Born on the Water aims to solve a portion of that problem by answering the pervasive question of “where did Black people really come from?” in a way that is inspiring, emotional, informative, and real. The protagonist gets that same assignment that has bedeviled so many Black children, and learns from her grandmother the origin story of her people.

“Ours is no immigration story” is a powerful line that the authors insert many times throughout the book to remind readers that Black people didn’t arrive here of their own volition. My ancestors were stolen from a land where they thrived and taken to a foreign place where they were treated as sub-human.

Authors Nikole Hannah-Jones and Renée Watson masterfully describe the way of life of West Africans prior to their enslavement.

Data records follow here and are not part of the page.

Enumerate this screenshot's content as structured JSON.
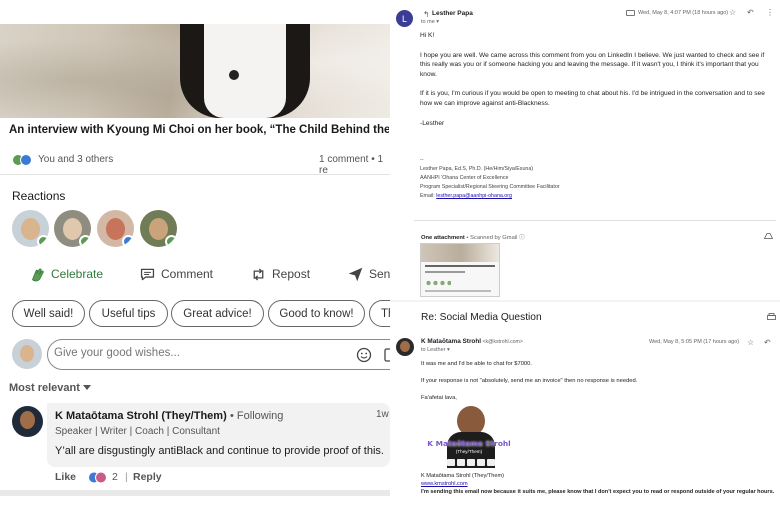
{
  "linkedin": {
    "post_title": "An interview with Kyoung Mi Choi on her book, “The Child Behind the Bu...",
    "reaction_summary": "You and 3 others",
    "comment_count": "1 comment • 1 re",
    "reactions_heading": "Reactions",
    "actions": {
      "celebrate": "Celebrate",
      "comment": "Comment",
      "repost": "Repost",
      "send": "Send"
    },
    "suggestions": [
      "Well said!",
      "Useful tips",
      "Great advice!",
      "Good to know!",
      "Th"
    ],
    "compose_placeholder": "Give your good wishes...",
    "sort_label": "Most relevant",
    "comment": {
      "author": "K Mataōtama Strohl (They/Them)",
      "following": "• Following",
      "time": "1w",
      "headline": "Speaker | Writer | Coach | Consultant",
      "text": "Y’all are disgustingly antiBlack and continue to provide proof of this.",
      "like_label": "Like",
      "reaction_count": "2",
      "separator": "|",
      "reply_label": "Reply"
    }
  },
  "gmail_message": {
    "avatar_letter": "L",
    "sender": "Lesther Papa",
    "to": "to me ▾",
    "date": "Wed, May 8, 4:07 PM (18 hours ago)",
    "body": [
      "Hi K!",
      "I hope you are well. We came across this comment from you on LinkedIn I believe. We just wanted to check and see if this really was you or if someone hacking you and leaving the message. If it wasn't you, I think it's important that you know.",
      "If it is you, I'm curious if you would be open to meeting to chat about his. I'd be intrigued in the conversation and to see how we can improve against anti-Blackness.",
      "-Lesther"
    ],
    "signature": {
      "dash": "--",
      "line1": "Lesther Papa, Ed.S, Ph.D. (He/Him/Siya/Esuna)",
      "line2": "AANHPI 'Ohana Center of Excellence",
      "line3": "Program Specialist/Regional Steering Committee Facilitator",
      "email_label": "Email: ",
      "email": "lesther.papa@aanhpi-ohana.org"
    },
    "attachment_heading": "One attachment",
    "scanned": " • Scanned by Gmail ⓘ"
  },
  "gmail_reply": {
    "subject": "Re: Social Media Question",
    "sender": "K Mataōtama Strohl",
    "sender_email": " <k@kstrohl.com>",
    "to": "to Lesther ▾",
    "date": "Wed, May 8, 5:05 PM (17 hours ago)",
    "body": [
      "It was me and I'd be able to chat for $7000.",
      "If your response is not \"absolutely, send me an invoice\" then no response is needed.",
      "Fa'afetai lava,"
    ],
    "banner_name": "K Mataōtama Strohl",
    "banner_pronouns": "(They/Them)",
    "signature": {
      "name": "K Mataōtama Strohl (They/Them)",
      "website": "www.kmstrohl.com",
      "note": "I'm sending this email now because it suits me, please know that I don't expect you to read or respond outside of your regular hours."
    }
  },
  "colors": {
    "celebrate_green": "#2f7a3a",
    "like_blue": "#3d7ad6",
    "gmail_avatar": "#3b3c96",
    "link_blue": "#1a0dab"
  }
}
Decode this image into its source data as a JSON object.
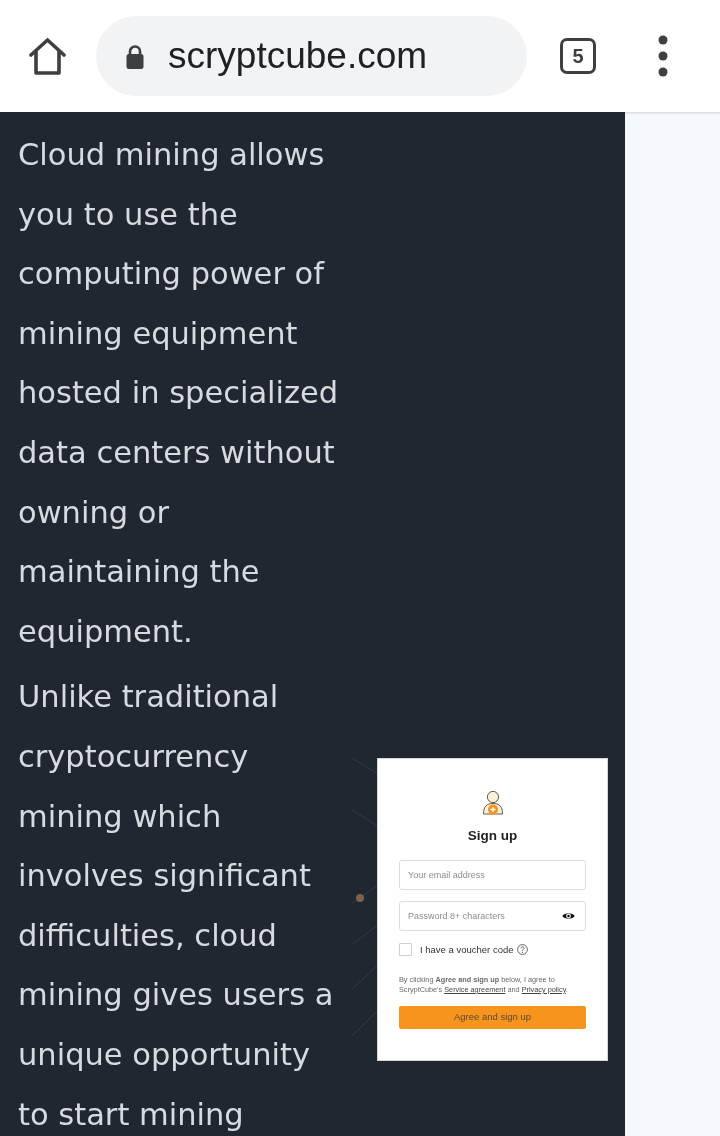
{
  "browser": {
    "url": "scryptcube.com",
    "tab_count": "5"
  },
  "article": {
    "paragraphs": [
      "Cloud mining allows you to use the computing power of mining equipment hosted in specialized data centers without owning or maintaining the equipment.",
      "Unlike traditional cryptocurrency mining which involves significant difficulties, cloud mining gives users a unique opportunity to start mining"
    ]
  },
  "signup": {
    "title": "Sign up",
    "fields": [
      {
        "kind": "email",
        "placeholder": "Your email address"
      },
      {
        "kind": "password",
        "placeholder": "Password 8+ characters"
      }
    ],
    "voucher": {
      "label": "I have a voucher code",
      "checked": false
    },
    "legal": [
      {
        "kind": "text",
        "text": "By clicking **Agree and sign up** below, I agree to ScryptCube's "
      },
      {
        "kind": "link",
        "text": "Service agreement"
      },
      {
        "kind": "text",
        "text": " and "
      },
      {
        "kind": "link",
        "text": "Privacy policy"
      },
      {
        "kind": "text",
        "text": "."
      }
    ],
    "button": "Agree and sign up"
  }
}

These were people who loved math and science, who enjoyed music and dance. People who were incredibly resourceful with their hands regarding crafting or caring for babies. Oftentimes, that part of the story is skipped when discussing slavery. They were people first and foremost, the authors remind us. Human beings with hopes and dreams, not property.

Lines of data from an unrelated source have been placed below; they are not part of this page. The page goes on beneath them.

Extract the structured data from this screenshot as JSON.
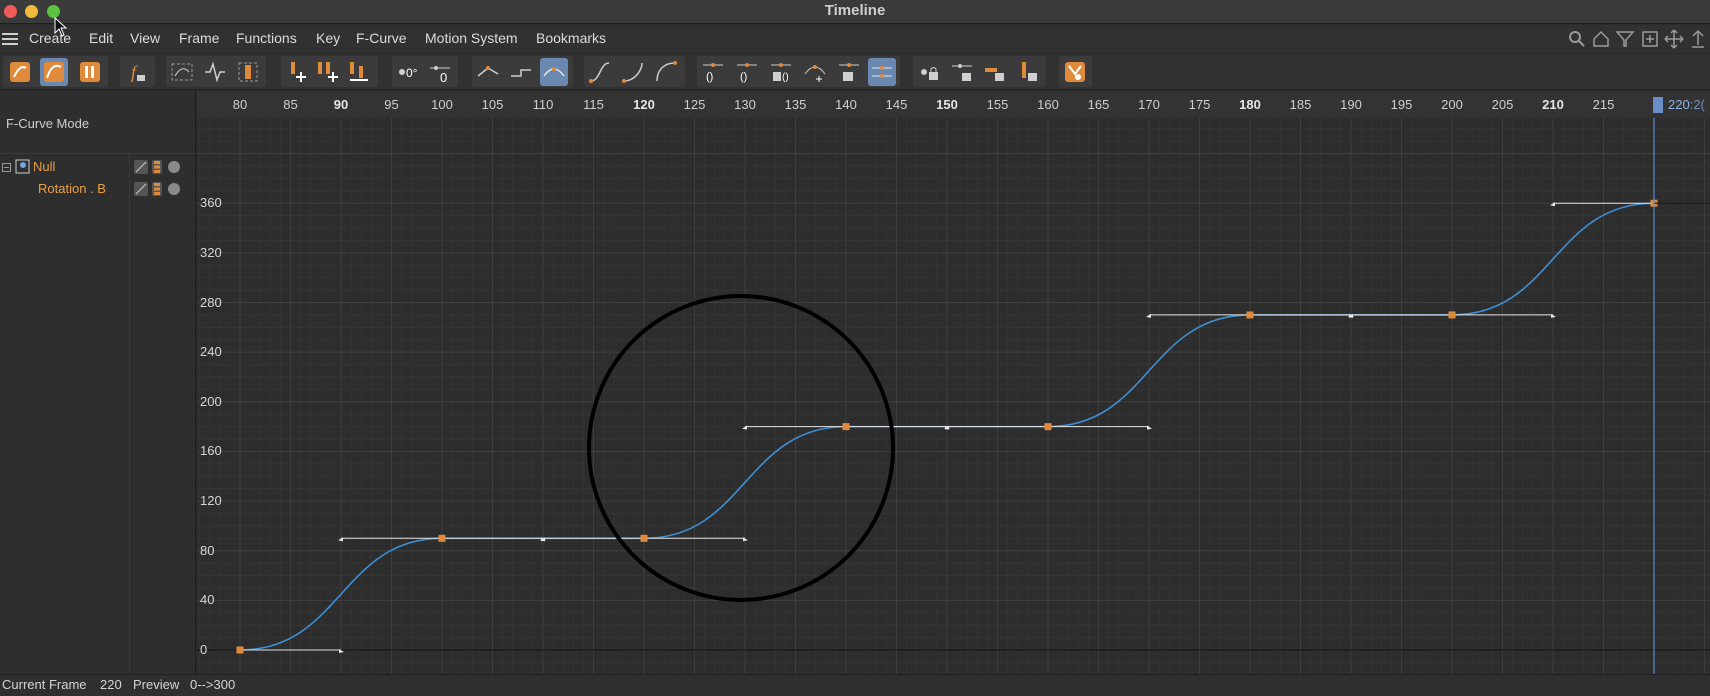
{
  "window": {
    "title": "Timeline"
  },
  "menu": {
    "items": [
      "Create",
      "Edit",
      "View",
      "Frame",
      "Functions",
      "Key",
      "F-Curve",
      "Motion System",
      "Bookmarks"
    ],
    "right_icons": [
      "search-icon",
      "home-icon",
      "filter-icon",
      "add-layer-icon",
      "move-icon",
      "pin-icon"
    ]
  },
  "toolbar": {
    "groups": [
      [
        "key-mode-icon",
        "fcurve-mode-icon",
        "dopesheet-mode-icon"
      ],
      [
        "function-view-icon"
      ],
      [
        "curve-select-icon",
        "wave-icon",
        "range-icon"
      ],
      [
        "add-key-icon",
        "add-keys-icon",
        "insert-key-icon"
      ],
      [
        "zero-angle-icon",
        "zero-length-icon"
      ],
      [
        "linear-tangent-icon",
        "step-tangent-icon",
        "spline-tangent-icon"
      ],
      [
        "ease-in-out-icon",
        "ease-in-icon",
        "ease-out-icon"
      ],
      [
        "auto-tangent-icon",
        "clamp-icon",
        "weighted-icon",
        "remove-overshoot-icon",
        "break-tangent-icon",
        "lock-tangent-icon"
      ],
      [
        "lock-angle-icon",
        "lock-length-icon",
        "lock-value-icon",
        "lock-time-icon"
      ],
      [
        "key-preset-icon"
      ]
    ],
    "active": [
      "fcurve-mode-icon",
      "spline-tangent-icon",
      "lock-tangent-icon"
    ]
  },
  "left_panel": {
    "mode": "F-Curve Mode",
    "tree": [
      {
        "name": "Null"
      },
      {
        "name": "Rotation . B"
      }
    ]
  },
  "ruler": {
    "ticks": [
      "80",
      "85",
      "90",
      "95",
      "100",
      "105",
      "110",
      "115",
      "120",
      "125",
      "130",
      "135",
      "140",
      "145",
      "150",
      "155",
      "160",
      "165",
      "170",
      "175",
      "180",
      "185",
      "190",
      "195",
      "200",
      "205",
      "210",
      "215"
    ],
    "bold_ticks": [
      "90",
      "120",
      "150",
      "180",
      "210"
    ],
    "current": "220",
    "current_suffix": ":2("
  },
  "graph": {
    "y_labels": [
      "360",
      "320",
      "280",
      "240",
      "200",
      "160",
      "120",
      "80",
      "40",
      "0"
    ],
    "keys": [
      {
        "frame": 80,
        "value": 0
      },
      {
        "frame": 100,
        "value": 90
      },
      {
        "frame": 120,
        "value": 90
      },
      {
        "frame": 140,
        "value": 180
      },
      {
        "frame": 160,
        "value": 180
      },
      {
        "frame": 180,
        "value": 270
      },
      {
        "frame": 200,
        "value": 270
      },
      {
        "frame": 220,
        "value": 360
      }
    ],
    "colors": {
      "curve": "#3d8fd6",
      "key": "#e08a3c",
      "tangent": "#e6e6e6",
      "grid": "#3a3a3a",
      "playhead": "#5a8ad6"
    }
  },
  "status": {
    "current_frame_label": "Current Frame",
    "current_frame": "220",
    "preview_label": "Preview",
    "preview_range": "0-->300"
  }
}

Illustrator Nikkolas Smith uses breathtaking artwork to capture the pain and heartache of the kidnapped people during their journey to this foreign place. How the white people loaded them on a ship called the White Lion — and how some of those kidnapped refused to eat, or threw themselves into the ocean in order to escape the pain. The ones who survived were packed into the bottom of a ship, chained next to strangers for weeks like sardines — only to realize that once they arrived on land, their lives would become even more painful. “But those who did not die resolved to live no matter what,” the authors write.

Maybe you’re thinking this story is too harsh for children aged 7 to 10 to read, but I would argue the opposite. On an individual level, this is the exact story kids need to know about so it can inspire them to greatness — especially Black kids. When things become difficult for these children (and things will become difficult for them), they can be inspired by their ancestors’ determination to thrive. Systemic racism is a virulent reality, but kids also need to develop a sense of agency grounded in the stories they tell themselves about who they are. Born on the Water, with its narrative of pain and perseverance, forthrightness and freedom, can be an anchor for them in their own hard moments.




This is the exact story kids need to know about so it can inspire them to greatness — especially Black kids.

On a wider level, all non-Black children can learn from this book, particularly white children who hear conflicting messages about allyship. In order to truly become allies to the Black community, white children need to know the unfiltered reality of its roots. They may be descendants of white people who committed unspeakably evil acts during that time in American history. Or their white parents today may refuse to acknowledge or discuss those atrocities, or admit how they shaped the course of racial equality in the U.S. But kids can handle these truths, especially if we help them.

Born on the Water is not a bedtime book. It’s a book that will require scaffolding, especially for children unfamiliar with these stories and history. The extensive teacher’s guide available online is full of resources for teachers or caregivers who want to support kids’ engagement with the text. Think of it instead as a book that every Black parent, and every caregiver who hopes to be an anti-racist ally, will want to have available in their library for kids’ inevitable questions about American history. The authors and publisher clearly are hoping that many schools will acquire copies for their libraries and teachers will bring them into their classrooms.


Kids can handle these truths, especially if we help them.

America is in the middle of a culture war in which many of its citizens want schools to ignore the truth about racism and slavery, leaving many Black children feeling confused and ashamed in and out of the classroom. The context is critical to remember as the coverage and reception of Born on the Water will be influenced by debates over how race and American history should be taught in schools. But ignorance of this “hard history,” as the teacher’s guide calls it, does no children any favors. I believe lack of education is a major reason why racism is still alive today, and Born on the Water is a powerful tool to have at our disposal to rectify it.

As a children’s author and Black man in America, I highly recommend this book to anyone who wants to understand and feel the real story of how Black people came to this country. As I read it, I found myself getting emotional, because I instantly knew how many it will impact in a positive way — including my two young daughters. My belief is that it will inspire white children to step up to ensure that Black people are treated with kindness, respect, and dignity. It’s a process that will take some soul-searching, bravery, and a commitment to being better going forward – exactly what people who want to ban these books resist the most.